[proofplan]
We sketch the three directions of the Dahlquist equivalence theorem: convergence implies consistency (the method must be exact for linear solutions), convergence implies the root condition (a violating root produces unbounded solutions of $y' = \mathbf{0}$), and consistency plus zero-stability implies convergence (via a discrete Gronwall argument on the error recurrence).
[/proofplan]
[step:Show convergence implies consistency]
If the method converges, it must be exact for polynomial solutions $y(t) = a + bt$, which forces $\rho(1) = 0$ and $\rho'(1) = \sigma(1)$.
These are equivalent to order $\geq 1$.
[/step]
[step:Show convergence implies the root condition]
Apply the method to $y' = \mathbf{0}$, $y(0) = \mathbf{0}$.

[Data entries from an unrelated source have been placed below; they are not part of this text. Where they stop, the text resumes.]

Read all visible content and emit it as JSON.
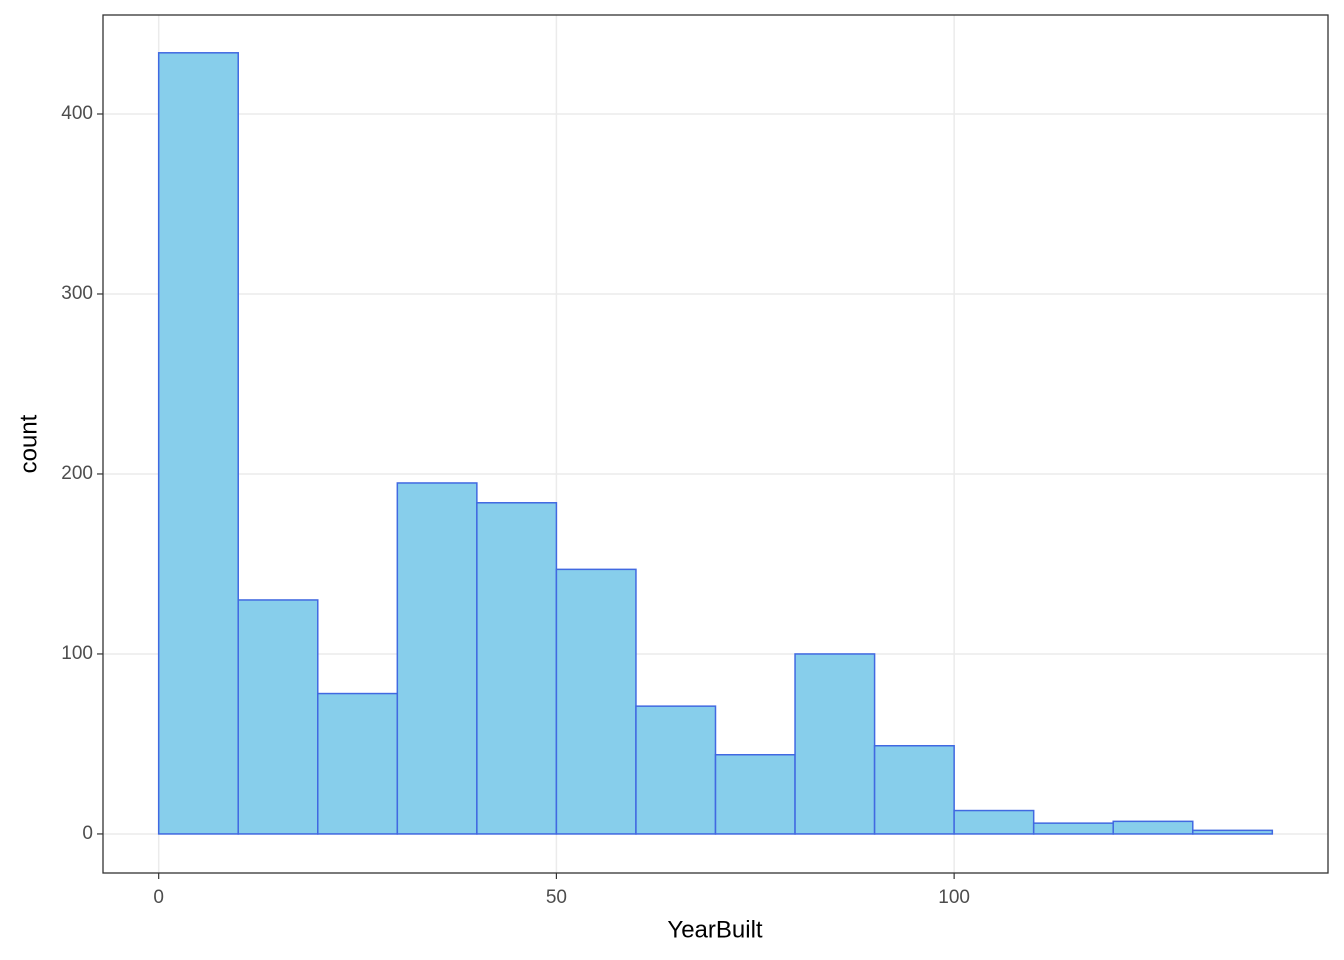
{
  "chart_data": {
    "type": "histogram",
    "x_label": "YearBuilt",
    "y_label": "count",
    "bins": [
      0,
      10,
      20,
      30,
      40,
      50,
      60,
      70,
      80,
      90,
      100,
      110,
      120,
      130,
      140
    ],
    "values": [
      434,
      130,
      78,
      195,
      184,
      147,
      71,
      44,
      100,
      49,
      13,
      6,
      7,
      2
    ],
    "color": "#87ceeb",
    "edge_color": "#4169e1",
    "xlim": [
      -7,
      147
    ],
    "ylim": [
      -21.7,
      455
    ],
    "xticks": [
      0,
      50,
      100
    ],
    "yticks": [
      0,
      100,
      200,
      300,
      400
    ],
    "grid": true
  }
}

The iterates satisfy $\sum_\ell \rho_\ell y_{n+\ell} = 0$, a linear recurrence with general solution involving terms $n^j w_0^n$.
If $|w_0| > 1$, the solution grows without bound.
If $w_0$ is a repeated unit root, powers of $n$ appear, again causing unbounded growth.
In either case, the numerical solution does not converge to $\mathbf{0}$, contradicting convergence.
[/step]
[step:Sketch sufficiency: consistency plus zero-stability implies convergence]
The error $e_n = y_n - y(t_n)$ satisfies $\sum_\ell \rho_\ell e_{n+\ell} = h\sum_\ell \sigma_\ell[f(t_{n+\ell}, y_{n+\ell}) - f(t_{n+\ell}, y(t_{n+\ell}))] + \eta_{n+s}$, where $\eta_{n+s} = O(h^{p+1})$.
The Lipschitz condition controls the first term.
The root condition ensures the homogeneous recurrence has only bounded solutions.
A discrete Gronwall-type argument using the resolvent of the recurrence yields $\max_n \|e_n\| \to 0$ as $h \to 0$.